CANADA NEEDS A MAJOR STUDIO
The only viable answer to solving Canada’s film and television crisis is simple but costly. We need two or three major media conglomerates to enter Canada (like Sony, Universal or Paramount) and pay Canadian directors and talent salaries comparable to their American counterparts. With major studios being in Canada they can provide Canadian Producers with the funding to buy well-known Intellectual Property such as books that are on the NY Times best seller list, the rights to popular movies ready for a remake, comic book and graphic novel franchises—not to mention biopics on lots of Canadian hockey players!
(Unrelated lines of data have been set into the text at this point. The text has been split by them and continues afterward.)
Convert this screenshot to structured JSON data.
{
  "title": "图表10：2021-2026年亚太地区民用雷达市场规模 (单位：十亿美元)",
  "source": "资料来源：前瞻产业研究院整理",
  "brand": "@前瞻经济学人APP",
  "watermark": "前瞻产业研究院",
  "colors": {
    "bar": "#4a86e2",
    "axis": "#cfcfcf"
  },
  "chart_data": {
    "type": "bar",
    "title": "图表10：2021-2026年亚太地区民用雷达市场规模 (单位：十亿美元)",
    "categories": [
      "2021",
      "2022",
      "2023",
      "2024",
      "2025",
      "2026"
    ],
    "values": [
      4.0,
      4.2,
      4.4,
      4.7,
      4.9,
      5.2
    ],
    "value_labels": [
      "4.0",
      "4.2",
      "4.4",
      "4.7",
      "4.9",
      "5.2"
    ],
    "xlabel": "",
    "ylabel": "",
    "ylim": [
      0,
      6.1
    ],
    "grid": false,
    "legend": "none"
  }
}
Actors and Directors go giddy for these kinds of projects and roles if they’re accompanied by a truck full of money. Will this motivate people all around the world to pay to attend these movies and make them box office Kings? We know our hockey arenas sell out, and we know stadiums around the world are packed to see Canadian singers and bands–the same will and can happen to Canadian film and television.
It all comes down to four words, “Show me the money!”